No, it's not. Some products and consumption patterns may be harder to compare. In other cases, we have clear examples of engineered decline in quality. One example: soap companies changing not just the size of the soap (shrinkflation) but also altering the ingredients to make the bar of soap last about half as long as before. Ever look under the bed at a hotel? After the pandemic, the quality of cleaning has declined substantially, at least in my country. My previous landlord lowered the indoor temperature and raised the rent, all in the same year. House prices keep going up, but building standards are lowered.

In short: there are very real and measurable declines in quality because economies are tanking and, as the article correctly states, "the promise of capitalism" is no longer being fulfilled.

arexxbifs | 8 months ago | on: The force-feeding of AI features on an unwilling public

Opting out is easy, we can just stop using products from Microsoft, Apple, Meta and Google. Of course, for many that also means opting out of their job, which is a great way to opt out of a home, a family, healthcare, dental care and luxuries like food.

I don't think it's entitlement to make a well-mannered complaint about how little choice we actually have when it comes to the whims of the tech giants.

arexxbifs | 8 months ago | on: Microsoft Edit

It was a lousy distro, it didn't even include the Linux kernel!

On the other hand, according to AT&T, Xenix accounted for about half of the worldwide Unix licenses in the late 1980s.
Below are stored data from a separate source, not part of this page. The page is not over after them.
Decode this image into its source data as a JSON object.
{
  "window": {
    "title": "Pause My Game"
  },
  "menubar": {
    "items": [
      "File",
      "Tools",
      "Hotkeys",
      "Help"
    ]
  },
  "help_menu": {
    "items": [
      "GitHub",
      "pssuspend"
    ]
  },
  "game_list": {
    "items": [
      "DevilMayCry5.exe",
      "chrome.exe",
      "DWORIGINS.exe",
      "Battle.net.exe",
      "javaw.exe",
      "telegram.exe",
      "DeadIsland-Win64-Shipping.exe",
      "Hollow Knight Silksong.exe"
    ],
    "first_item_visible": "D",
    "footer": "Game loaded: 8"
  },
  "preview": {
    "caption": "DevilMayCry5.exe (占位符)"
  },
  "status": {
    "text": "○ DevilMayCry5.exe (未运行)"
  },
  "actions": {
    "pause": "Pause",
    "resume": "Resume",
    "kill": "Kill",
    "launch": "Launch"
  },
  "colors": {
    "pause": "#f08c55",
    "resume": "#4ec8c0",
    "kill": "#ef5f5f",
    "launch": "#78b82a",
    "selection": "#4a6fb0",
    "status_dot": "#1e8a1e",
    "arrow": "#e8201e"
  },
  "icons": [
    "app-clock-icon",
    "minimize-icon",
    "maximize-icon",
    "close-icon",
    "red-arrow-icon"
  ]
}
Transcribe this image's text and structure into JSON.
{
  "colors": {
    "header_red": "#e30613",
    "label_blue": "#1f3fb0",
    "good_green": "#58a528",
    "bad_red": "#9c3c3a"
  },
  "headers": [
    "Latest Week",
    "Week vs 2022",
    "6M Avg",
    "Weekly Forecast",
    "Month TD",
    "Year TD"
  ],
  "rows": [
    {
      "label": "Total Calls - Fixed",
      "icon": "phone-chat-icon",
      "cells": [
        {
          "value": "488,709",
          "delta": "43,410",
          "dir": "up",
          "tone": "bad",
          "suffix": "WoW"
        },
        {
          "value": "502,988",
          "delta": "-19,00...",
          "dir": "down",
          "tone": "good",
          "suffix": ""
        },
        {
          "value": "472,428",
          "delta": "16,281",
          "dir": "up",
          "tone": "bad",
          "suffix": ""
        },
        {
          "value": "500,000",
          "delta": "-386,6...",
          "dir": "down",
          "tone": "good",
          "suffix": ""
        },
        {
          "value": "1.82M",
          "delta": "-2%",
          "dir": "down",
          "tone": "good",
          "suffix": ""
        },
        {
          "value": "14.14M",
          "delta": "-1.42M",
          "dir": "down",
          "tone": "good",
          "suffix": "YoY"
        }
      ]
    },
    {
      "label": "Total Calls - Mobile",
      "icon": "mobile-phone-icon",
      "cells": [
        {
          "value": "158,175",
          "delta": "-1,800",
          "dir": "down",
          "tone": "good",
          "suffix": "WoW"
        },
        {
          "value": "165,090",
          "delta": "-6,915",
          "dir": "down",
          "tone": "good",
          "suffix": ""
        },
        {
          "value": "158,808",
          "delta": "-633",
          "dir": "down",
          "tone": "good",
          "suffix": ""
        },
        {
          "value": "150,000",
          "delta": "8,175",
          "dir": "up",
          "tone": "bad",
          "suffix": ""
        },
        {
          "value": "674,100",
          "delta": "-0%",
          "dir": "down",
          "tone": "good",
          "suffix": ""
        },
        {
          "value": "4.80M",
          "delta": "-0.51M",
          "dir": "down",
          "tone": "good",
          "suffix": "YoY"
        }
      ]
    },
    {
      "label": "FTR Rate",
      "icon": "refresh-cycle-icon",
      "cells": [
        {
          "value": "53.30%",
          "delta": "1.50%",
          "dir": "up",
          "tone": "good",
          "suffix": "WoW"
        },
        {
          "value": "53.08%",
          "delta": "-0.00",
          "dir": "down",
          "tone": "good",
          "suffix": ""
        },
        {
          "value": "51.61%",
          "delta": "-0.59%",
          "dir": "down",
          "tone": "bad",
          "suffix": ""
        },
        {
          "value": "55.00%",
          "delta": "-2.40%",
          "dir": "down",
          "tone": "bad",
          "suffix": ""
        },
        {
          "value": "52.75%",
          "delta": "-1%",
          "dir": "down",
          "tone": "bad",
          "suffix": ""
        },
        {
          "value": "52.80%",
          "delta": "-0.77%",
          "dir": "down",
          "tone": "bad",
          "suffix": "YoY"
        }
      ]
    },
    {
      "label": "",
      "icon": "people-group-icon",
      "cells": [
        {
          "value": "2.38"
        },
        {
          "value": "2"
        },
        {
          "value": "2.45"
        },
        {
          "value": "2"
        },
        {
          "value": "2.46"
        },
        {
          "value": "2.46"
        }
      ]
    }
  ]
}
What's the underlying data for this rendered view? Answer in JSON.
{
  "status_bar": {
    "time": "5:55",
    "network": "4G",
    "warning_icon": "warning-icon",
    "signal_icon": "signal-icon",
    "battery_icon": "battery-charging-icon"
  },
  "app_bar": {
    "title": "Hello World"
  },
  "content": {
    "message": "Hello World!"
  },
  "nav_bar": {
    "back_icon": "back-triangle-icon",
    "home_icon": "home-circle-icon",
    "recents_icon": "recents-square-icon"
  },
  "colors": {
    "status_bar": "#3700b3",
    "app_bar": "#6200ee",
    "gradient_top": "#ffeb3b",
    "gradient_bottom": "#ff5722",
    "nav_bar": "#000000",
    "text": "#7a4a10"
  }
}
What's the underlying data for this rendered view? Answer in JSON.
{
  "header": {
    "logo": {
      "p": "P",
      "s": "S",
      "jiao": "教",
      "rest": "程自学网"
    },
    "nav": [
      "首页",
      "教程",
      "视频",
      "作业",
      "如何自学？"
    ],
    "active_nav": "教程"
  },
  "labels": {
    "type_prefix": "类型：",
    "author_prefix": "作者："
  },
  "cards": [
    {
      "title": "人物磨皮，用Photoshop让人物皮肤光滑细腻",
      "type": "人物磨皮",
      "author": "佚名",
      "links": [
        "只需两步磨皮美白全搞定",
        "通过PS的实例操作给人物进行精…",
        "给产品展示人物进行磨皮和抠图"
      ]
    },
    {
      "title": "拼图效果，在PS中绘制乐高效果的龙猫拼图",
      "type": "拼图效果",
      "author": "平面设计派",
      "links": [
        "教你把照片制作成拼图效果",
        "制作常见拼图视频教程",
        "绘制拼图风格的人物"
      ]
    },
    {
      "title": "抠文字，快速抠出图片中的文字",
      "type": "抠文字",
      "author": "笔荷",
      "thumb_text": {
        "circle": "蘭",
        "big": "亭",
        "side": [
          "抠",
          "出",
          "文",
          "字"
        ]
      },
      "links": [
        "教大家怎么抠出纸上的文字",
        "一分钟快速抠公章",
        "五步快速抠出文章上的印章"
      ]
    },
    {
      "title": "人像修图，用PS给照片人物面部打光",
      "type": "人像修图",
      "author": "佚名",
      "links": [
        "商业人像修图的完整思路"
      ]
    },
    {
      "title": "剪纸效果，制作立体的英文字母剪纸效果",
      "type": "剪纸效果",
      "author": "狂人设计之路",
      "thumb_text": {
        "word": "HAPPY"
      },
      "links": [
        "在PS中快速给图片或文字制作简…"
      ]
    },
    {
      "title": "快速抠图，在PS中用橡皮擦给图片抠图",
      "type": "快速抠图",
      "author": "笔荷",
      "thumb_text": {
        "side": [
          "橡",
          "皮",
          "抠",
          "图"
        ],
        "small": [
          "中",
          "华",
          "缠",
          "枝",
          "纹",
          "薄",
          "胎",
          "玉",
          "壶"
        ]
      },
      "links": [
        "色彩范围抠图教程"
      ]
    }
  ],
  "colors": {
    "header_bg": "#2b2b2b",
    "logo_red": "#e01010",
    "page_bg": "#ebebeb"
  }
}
arexxbifs | 9 months ago | on: YouTuber claims to have received an offer to buy the Commodore brand

IMHO, what would give real value to retro enthusiasts is BSD licensing all the Commodore (and Amiga) IP, rather than these constant efforts to slap the chicken lips logo onto some random hardware in the hope of charging premium for an "official" product.

Would any of the many replacement/emulation/FPGA efforts that already exist be better with a specific logo? More convenient? Cheaper? More successful? I have serious doubts.

This feels, as the saying goes, like a big fat nothingburger.